次に、共通鍵の“数”について考えてみましょう。
「数…ですか?」
たまちゃんが首をかしげる。
水野さんが解説を続ける。
「うん。たとえば、共通鍵方式って“同じ鍵”を使って暗号化と復号をするから、二人の間で秘密を守るには、一組の鍵で済む。でも――」
「じゃあ、3人、4人、5人と増えたら? そのたびに新しい鍵が必要になる。なぜなら、誰と誰の通信にも、他の人に見られない専用の鍵が必要だからだ」
「なるほど…!」
たまちゃんは手元のメモ帳に素早く数式を書き写す。
△鍵の数の公式:
(n × (n − 1)) / 2
この公式に当てはめると、5人の間に必要な鍵は、(5×4)/2=10個となる。
「じゃあ、計算してみて。
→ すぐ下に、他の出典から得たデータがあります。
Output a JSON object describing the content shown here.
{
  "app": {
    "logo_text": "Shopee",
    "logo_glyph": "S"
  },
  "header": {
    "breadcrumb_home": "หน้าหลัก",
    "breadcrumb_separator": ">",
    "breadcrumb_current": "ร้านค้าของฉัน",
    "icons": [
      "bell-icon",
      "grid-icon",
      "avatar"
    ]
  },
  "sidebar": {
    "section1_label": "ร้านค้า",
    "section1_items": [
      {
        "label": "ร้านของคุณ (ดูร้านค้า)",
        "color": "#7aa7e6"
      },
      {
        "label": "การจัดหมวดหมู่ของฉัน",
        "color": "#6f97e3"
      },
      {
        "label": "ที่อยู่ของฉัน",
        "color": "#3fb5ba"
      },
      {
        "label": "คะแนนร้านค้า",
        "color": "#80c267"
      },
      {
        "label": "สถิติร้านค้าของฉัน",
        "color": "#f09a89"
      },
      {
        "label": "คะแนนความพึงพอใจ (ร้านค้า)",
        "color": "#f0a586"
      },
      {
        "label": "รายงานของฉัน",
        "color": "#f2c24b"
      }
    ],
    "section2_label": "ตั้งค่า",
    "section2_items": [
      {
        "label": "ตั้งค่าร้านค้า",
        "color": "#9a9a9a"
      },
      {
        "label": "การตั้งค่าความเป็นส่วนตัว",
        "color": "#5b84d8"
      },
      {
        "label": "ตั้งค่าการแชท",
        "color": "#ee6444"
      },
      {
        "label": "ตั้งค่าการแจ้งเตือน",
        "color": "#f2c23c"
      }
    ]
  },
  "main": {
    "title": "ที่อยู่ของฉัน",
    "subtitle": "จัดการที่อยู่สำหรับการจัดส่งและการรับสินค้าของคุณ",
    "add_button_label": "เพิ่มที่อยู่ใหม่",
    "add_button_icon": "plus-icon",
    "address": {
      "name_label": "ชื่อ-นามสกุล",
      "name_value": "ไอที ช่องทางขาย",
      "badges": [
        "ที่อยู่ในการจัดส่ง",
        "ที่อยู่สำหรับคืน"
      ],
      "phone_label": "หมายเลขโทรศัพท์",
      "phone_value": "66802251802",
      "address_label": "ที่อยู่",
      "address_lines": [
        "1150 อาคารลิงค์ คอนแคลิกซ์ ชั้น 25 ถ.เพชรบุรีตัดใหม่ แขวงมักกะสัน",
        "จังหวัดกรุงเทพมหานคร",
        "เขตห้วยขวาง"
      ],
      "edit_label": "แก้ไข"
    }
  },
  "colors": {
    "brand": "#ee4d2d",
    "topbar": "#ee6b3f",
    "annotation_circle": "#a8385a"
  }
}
10人で秘密を守ろうとしたら、鍵は何個必要になる?」
たまちゃんは計算を始めた。
「10 × 9 ÷ 2 …で、45個!? うそぉ! 鍵だらけじゃないですか!」
水野さんが静かに頷く。
「そう。共通鍵暗号方式って、人数が増えると鍵の数が爆発的に増える。だから、大規模なネットワークでは運用が難しいんだ」
「しかも…たとえば私と半田さんがやりとりする鍵を、水野さんと使ってる鍵と一緒にしちゃったら――」
たまちゃんは眉をひそめた。
「――水野さんに見られちゃうかも、ってことですよね?」
水野さんが満足げに笑う。
「その通り。だから“ペアごとに鍵を分ける”のが基本。でも管理が大変になる。だから、そこで登場するのが公開鍵暗号方式や、鍵配送の仕組みなんだ」
水野が手元のタブレットで何かを操作し、にこりと笑う。
「では、ここで確認クイズ!」
【クイズ】共通鍵暗号方式に関する説明で正しいのはどれ?
① 鍵は全員で1つあれば十分。
② 鍵の数は n ÷ 2 の計算で求められる。
③ 鍵の数は人数に比例して増えるだけで、大したことない。
④ 通信相手ごとに異なる鍵が必要で、人数が増えると鍵も指数関数的に増える。
「うーん…④! ですよね!」
たまちゃんが勢いよく答えると、水野さんが大きく頷いた。
「正解! 実際は指数関数じゃなくて二次関数的に増えるけど、体感的にはあっという間に大変になる」
「はぇ〜…。じゃあ、大企業とかってどうしてるんですか?」
「公開鍵暗号方式で鍵を“安全に渡す”だけ使って、そのあと共通鍵でやりとりする――いわゆるハイブリッド暗号を使ってるんだ」
水野さんがさらりと補足する。
「すごい…!暗号の世界って、なんか友情の数と同じで、増えるほどドラマがあるって感じですね…!」
たまちゃんの目がキラキラしている。
水野さんはそんなたまちゃんの様子に微笑みながら、次の資料を取り出した。
「暗号の本質は、数学と信頼と運用のバランスです」
たまちゃんはノートを閉じ、満面の笑みでうなずいた。
「うおお…!これはまたひとつ、師匠に近づいたかも!」
河村SEからのメールの末尾には、小さなチェックボックス付きのリンクがあり、「読了確認にご協力ください」と添えられていた。
田中社長は画面をのぞきこみ、感心したように唸った。